BOSSY. L’INFLUENCER E ATTIVISTA CHE HA PORTATO IL FEMMINISMO SUL WEB

IRENE FACHERIS

di GIULIA TORLONE

” Dobbiamo puntare tutte le fiches sulle giovani donne”

“Il personale è politico” recitava uno degli slogan storici del movimento femminista degli anni Settanta, e mai come in questo caso è così azzeccato ritirarlo fuori. Perché l’attivismo di Irene Facheris, formatrice e divulgatrice sui temi della parità, è un’attitudine che si è fatta strada sin da quando era bambina. “Mi ricordo perfettamente la scena: io e una mia compagna eravamo in giardino, durante l’intervallo scolastico, quando un ragazzino ha iniziato a prendere in giro la mia amica. Mi sono parata davanti alla sua faccia e gli ho detto di prendersela con me, piuttosto che con una bimba minuta come la mia compagna. Ho preso un bel pugno in faccia, ma da quel giorno ho continuato a non sottrarmi mai dal prendere posizione davanti alle ingiustizie” racconta. Da quel pugno, Irene ne ha fatta di strada. Se da bambina alla classica domanda “cosa vuoi fare da grande?” rispondeva sicura che il suo futuro fosse con un camice da dottoressa, ha presto capito che aiutare gli altri voleva dire anche divulgare in modo appropriato i temi dell’uguaglianza, come quella di genere. “All’università l’impatto con il corso di psicologia delle differenze e delle disuguaglianze mi ha dato la chiave di lettura su tanti episodi che mi erano capitati negli anni e a cui non avevo dato un nome. Ho messo a fuoco la mia pulsione a scendere in campo quando c’è da combattere per i diritti, unendola ai miei studi.
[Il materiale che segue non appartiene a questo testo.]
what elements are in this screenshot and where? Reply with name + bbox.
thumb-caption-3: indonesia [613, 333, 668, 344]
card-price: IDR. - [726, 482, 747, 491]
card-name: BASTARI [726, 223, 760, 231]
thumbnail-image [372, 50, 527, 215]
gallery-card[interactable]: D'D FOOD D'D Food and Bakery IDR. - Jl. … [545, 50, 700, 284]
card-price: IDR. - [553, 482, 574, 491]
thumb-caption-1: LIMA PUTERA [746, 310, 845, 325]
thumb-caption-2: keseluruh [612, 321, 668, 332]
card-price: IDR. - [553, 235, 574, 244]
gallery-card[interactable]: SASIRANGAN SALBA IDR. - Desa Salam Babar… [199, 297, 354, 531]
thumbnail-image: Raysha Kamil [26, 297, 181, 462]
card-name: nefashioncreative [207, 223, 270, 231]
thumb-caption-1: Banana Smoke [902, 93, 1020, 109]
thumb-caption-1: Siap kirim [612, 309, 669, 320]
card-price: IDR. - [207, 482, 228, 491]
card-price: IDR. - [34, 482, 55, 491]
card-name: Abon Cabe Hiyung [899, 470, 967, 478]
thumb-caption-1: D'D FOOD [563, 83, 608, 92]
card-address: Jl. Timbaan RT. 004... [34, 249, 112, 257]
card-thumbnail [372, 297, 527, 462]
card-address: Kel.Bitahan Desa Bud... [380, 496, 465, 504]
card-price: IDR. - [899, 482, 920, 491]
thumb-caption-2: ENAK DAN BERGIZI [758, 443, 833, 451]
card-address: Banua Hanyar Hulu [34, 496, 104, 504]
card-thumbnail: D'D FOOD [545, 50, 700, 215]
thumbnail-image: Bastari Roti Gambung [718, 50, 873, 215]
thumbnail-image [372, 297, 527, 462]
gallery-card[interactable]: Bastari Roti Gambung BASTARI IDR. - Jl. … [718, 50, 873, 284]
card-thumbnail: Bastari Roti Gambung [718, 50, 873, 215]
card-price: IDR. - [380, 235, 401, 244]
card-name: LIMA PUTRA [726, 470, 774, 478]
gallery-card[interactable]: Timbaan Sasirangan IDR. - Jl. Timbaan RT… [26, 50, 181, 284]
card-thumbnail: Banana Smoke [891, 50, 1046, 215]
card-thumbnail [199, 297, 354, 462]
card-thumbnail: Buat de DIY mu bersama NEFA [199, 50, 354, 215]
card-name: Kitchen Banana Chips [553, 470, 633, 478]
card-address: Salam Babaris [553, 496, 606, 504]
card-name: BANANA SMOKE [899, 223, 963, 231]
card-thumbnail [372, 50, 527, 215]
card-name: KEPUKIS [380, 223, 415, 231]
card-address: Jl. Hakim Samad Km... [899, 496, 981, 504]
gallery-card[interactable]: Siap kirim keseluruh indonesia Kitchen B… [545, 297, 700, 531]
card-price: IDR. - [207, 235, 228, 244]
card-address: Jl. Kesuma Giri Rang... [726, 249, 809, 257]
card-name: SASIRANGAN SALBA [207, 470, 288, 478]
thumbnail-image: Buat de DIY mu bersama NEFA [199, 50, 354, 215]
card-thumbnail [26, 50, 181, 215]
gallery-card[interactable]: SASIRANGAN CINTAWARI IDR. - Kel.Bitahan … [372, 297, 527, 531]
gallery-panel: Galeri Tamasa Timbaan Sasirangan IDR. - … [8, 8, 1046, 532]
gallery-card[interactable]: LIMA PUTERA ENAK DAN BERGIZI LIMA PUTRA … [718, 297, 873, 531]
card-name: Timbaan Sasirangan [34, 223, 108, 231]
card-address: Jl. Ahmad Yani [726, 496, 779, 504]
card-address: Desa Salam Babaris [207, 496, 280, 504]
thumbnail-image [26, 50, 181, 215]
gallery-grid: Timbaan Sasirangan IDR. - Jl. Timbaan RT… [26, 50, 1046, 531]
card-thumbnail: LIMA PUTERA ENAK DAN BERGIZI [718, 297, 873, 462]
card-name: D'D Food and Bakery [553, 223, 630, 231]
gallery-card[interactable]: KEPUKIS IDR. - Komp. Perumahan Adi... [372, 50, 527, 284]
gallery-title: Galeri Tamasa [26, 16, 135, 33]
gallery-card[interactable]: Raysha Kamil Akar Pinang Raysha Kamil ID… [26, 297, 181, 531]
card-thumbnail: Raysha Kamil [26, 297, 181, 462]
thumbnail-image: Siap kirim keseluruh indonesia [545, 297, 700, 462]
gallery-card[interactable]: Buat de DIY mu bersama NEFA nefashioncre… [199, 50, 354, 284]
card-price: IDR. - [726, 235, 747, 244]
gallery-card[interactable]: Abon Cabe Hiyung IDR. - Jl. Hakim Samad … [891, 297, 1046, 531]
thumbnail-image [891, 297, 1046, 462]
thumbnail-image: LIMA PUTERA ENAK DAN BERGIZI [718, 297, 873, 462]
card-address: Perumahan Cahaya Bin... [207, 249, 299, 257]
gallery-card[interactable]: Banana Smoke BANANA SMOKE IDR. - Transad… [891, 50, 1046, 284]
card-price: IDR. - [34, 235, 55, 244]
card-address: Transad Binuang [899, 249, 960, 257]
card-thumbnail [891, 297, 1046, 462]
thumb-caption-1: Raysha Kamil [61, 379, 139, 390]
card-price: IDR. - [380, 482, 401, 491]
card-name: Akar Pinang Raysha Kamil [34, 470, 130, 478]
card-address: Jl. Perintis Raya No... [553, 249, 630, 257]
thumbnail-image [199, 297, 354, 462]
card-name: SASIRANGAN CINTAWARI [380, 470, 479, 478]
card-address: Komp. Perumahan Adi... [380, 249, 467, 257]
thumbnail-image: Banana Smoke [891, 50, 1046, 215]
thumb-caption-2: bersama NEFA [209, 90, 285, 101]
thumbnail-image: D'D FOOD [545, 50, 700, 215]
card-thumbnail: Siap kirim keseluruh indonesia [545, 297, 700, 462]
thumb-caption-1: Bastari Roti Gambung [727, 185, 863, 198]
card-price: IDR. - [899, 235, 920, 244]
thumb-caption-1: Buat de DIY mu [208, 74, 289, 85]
I social hanno fatto il resto”. Sul web, con il suo account Instagram Cmdrp, è seguita da migliaia di persone con cui, dall’inizio della pandemia Covid, ha condiviso delle dirette settimanali che fanno parte del progetto “Palinsesto Femminista”. Dei live dove Facheris discute con donne, uomini e persone non binarie di femminismo e di come ci si possa avvicinare a questo tema. Un progetto che è nato come risposta a tutte quelle persone che le dicevano di stare zitta.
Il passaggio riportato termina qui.